At the time, Ryan suggested the debate could spill over into January, potentially teeing up the first multi-ballot speaker election since Frederick Gillett, R-Mass., won re-election on the fourth ballot in 1923.

"There may be a floor fight," suggested Ryan, noting his support for Fudge. "I don't think anyone would be interested in blocking the first African-American to be Speaker."

That won't be the case now with Fudge out of the way. Still, Pelosi isn't out of the woods yet. Here are a couple of things to watch for.

Democrats conduct their elections on Nov. 28 and Pelosi will likely command a majority. Hoyer is running unchallenged for majority leader. Clyburn also faces no competition in his race for majority whip.

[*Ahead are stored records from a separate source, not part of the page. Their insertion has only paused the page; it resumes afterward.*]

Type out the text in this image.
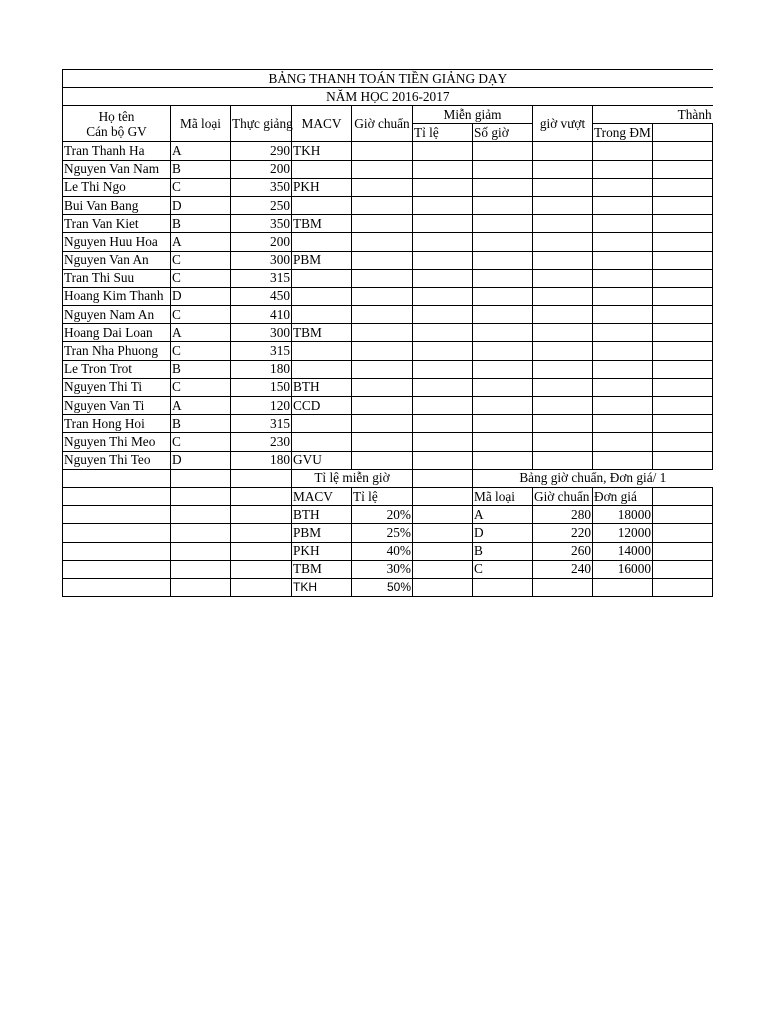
BẢNG THANH TOÁN TIỀN GIẢNG DẠY									
NĂM HỌC 2016-2017									

Họ tên
Cán bộ GV	Mã loại	Thực giảng	MACV	Giờ chuẩn	Miễn giảm		giờ vượt	Thành	
					Tỉ lệ	Số giờ		Trong ĐM	
Tran Thanh Ha	A	290	TKH						
Nguyen Van Nam	B	200							
Le Thi Ngo	C	350	PKH						
Bui Van Bang	D	250							
Tran Van Kiet	B	350	TBM						
Nguyen Huu Hoa	A	200							
Nguyen Van An	C	300	PBM						
Tran Thi Suu	C	315							
Hoang Kim Thanh	D	450							
Nguyen Nam An	C	410							
Hoang Dai Loan	A	300	TBM						
Tran Nha Phuong	C	315							
Le Tron Trot	B	180							
Nguyen Thi Ti	C	150	BTH						
Nguyen Van Ti	A	120	CCD						
Tran Hong Hoi	B	315							
Nguyen Thi Meo	C	230							
Nguyen Thi Teo	D	180	GVU						
			Tỉ lệ miễn giờ			Bảng giờ chuẩn, Đơn giá/ 1			
			MACV	Tỉ lệ		Mã loại	Giờ chuẩn	Đơn giá	
			BTH	20%		A	280	18000	
			PBM	25%		D	220	12000	
			PKH	40%		B	260	14000	
			TBM	30%		C	240	16000	
			TKH	50%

For the sake of argument, let's say Pelosi secures 185 Democratic votes. That's far and away the majority of her caucus, but not anywhere near the magic number of 218 that would assure Pelosi’s return to the speaker's suite. Remember that Pelosi lost 63 Democrats at this same time two years ago.

Then Democrats vote for majority leader. As of this writing, Hoyer is believed to have commitments from more than 190 Democrats. Then, Democrats vote for Whip and Clyburn should have no problem wrapping that up. In fact, with the support of the Congressional Black Caucus and other minority caucuses, it's plausible Clyburn's winning total could surpass Hoyer's figure.

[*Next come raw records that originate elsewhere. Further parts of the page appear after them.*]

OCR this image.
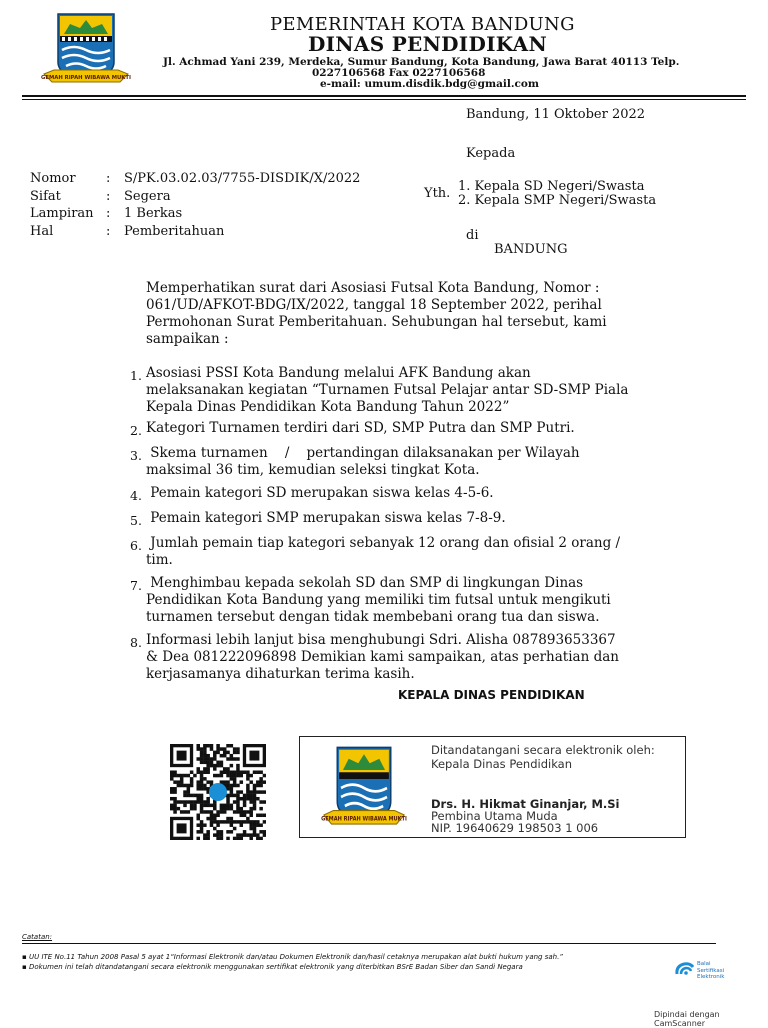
GEMAH RIPAH WIBAWA MUKTI
PEMERINTAH KOTA BANDUNG
DINAS PENDIDIKAN
Jl. Achmad Yani 239, Merdeka, Sumur Bandung, Kota Bandung, Jawa Barat 40113 Telp.
0227106568 Fax 0227106568
e-mail: umum.disdik.bdg@gmail.com
Bandung, 11 Oktober 2022
Kepada
Yth. 1. Kepala SD Negeri/Swasta
2. Kepala SMP Negeri/Swasta
di
BANDUNG
Nomor	:	S/PK.03.02.03/7755-DISDIK/X/2022
Sifat	:	Segera
Lampiran :	1 Berkas
Hal	:	Pemberitahuan
Memperhatikan surat dari Asosiasi Futsal Kota Bandung, Nomor :
061/UD/AFKOT-BDG/IX/2022, tanggal 18 September 2022, perihal
Permohonan Surat Pemberitahuan. Sehubungan hal tersebut, kami
sampaikan :
1. Asosiasi PSSI Kota Bandung melalui AFK Bandung akan
melaksanakan kegiatan “Turnamen Futsal Pelajar antar SD-SMP Piala
Kepala Dinas Pendidikan Kota Bandung Tahun 2022”
2. Kategori Turnamen terdiri dari SD, SMP Putra dan SMP Putri.
3. Skema turnamen    /    pertandingan dilaksanakan per Wilayah
maksimal 36 tim, kemudian seleksi tingkat Kota.
4. Pemain kategori SD merupakan siswa kelas 4-5-6.
5. Pemain kategori SMP merupakan siswa kelas 7-8-9.
6. Jumlah pemain tiap kategori sebanyak 12 orang dan ofisial 2 orang /
tim.
7. Menghimbau kepada sekolah SD dan SMP di lingkungan Dinas
Pendidikan Kota Bandung yang memiliki tim futsal untuk mengikuti
turnamen tersebut dengan tidak membebani orang tua dan siswa.
8. Informasi lebih lanjut bisa menghubungi Sdri. Alisha 087893653367
& Dea 081222096898 Demikian kami sampaikan, atas perhatian dan
kerjasamanya dihaturkan terima kasih.
KEPALA DINAS PENDIDIKAN
GEMAH RIPAH WIBAWA MUKTI
Ditandatangani secara elektronik oleh:
Kepala Dinas Pendidikan
Drs. H. Hikmat Ginanjar, M.Si
Pembina Utama Muda
NIP. 19640629 198503 1 006
Catatan:
▪ UU ITE No.11 Tahun 2008 Pasal 5 ayat 1“Informasi Elektronik dan/atau Dokumen Elektronik dan/hasil cetaknya merupakan alat bukti hukum yang sah.”
▪ Dokumen ini telah ditandatangani secara elektronik menggunakan sertifikat elektronik yang diterbitkan BSrE Badan Siber dan Sandi Negara	Balai
Sertifikasi
Elektronik
Dipindai dengan CamScanner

At that moment, one wonders whether Democrats will experience a psychological revelation. Why are they wrestling with one another over the Pelosi tumult when it's clear there is greater consensus in the caucus for Hoyer and Clyburn? Should Democrats instead draft one of them? And could Clyburn potentially be the one to watch, given the sway he holds with the minority caucuses and his senior status in the House?

For the record, both Hoyer and Clyburn have said they won't challenge Pelosi.

Here's another scenario.

A fight over Trump's border wall could spark a partial government shutdown in early December. In a twisted way, a standoff over the wall could be the best thing that ever happened to Pelosi. A government shutdown could give her an opportunity to go toe-to-toe with the president, flex her political muscles and remind skeptical Democrats of her bona fides.

If there is a shutdown, expect Pelosi to show House Democrats what they face in the White House. Pelosi may be able to write her own ticket to the speaker's office if she staves off the wall and secures other key Democratic demands in the negotiations. Pelosi may then ask opponents if someone else could have pulled that political rabbit out of a hat.

Rep.-elect Max Rose, D-N.Y., was next up on Pelosi's dance card once Fudge concluded her conclave with the San Francisco Democrat. Rose campaigned on opposing Pelosi and upended incumbent Dan Donovan. When Rose emerged from Pelosi's office, he told reporters "nothing changed: in the meeting.

Did Pelosi offer Rose anything?

"I was offered Coca-Cola," replied Rose. "Some dark chocolate."

As he cut through the Capitol Rotunda, Rose then spoke about his transportation policy goals in Congress.

"We need to get more ferries and more buses on Staten Island," said Rose, noting that many of his new constituents endure two-hour commutes to Manhattan.

And if Pelosi is elected Speaker, who might help Rose secure those priorities for Staten Island?

And if Pelosi is elected Speaker, and Rose doesn’t back her ...

Remember that favor file Pelosi kept for her Dad back in Baltimore?

It's not a done deal that Pelosi gets to the speakership. But if she pulls it off, how she got there won't matter. The only thing that will matter is that she did.

Or, as football's philosopher-king Al Davis would have said, "Just win, baby."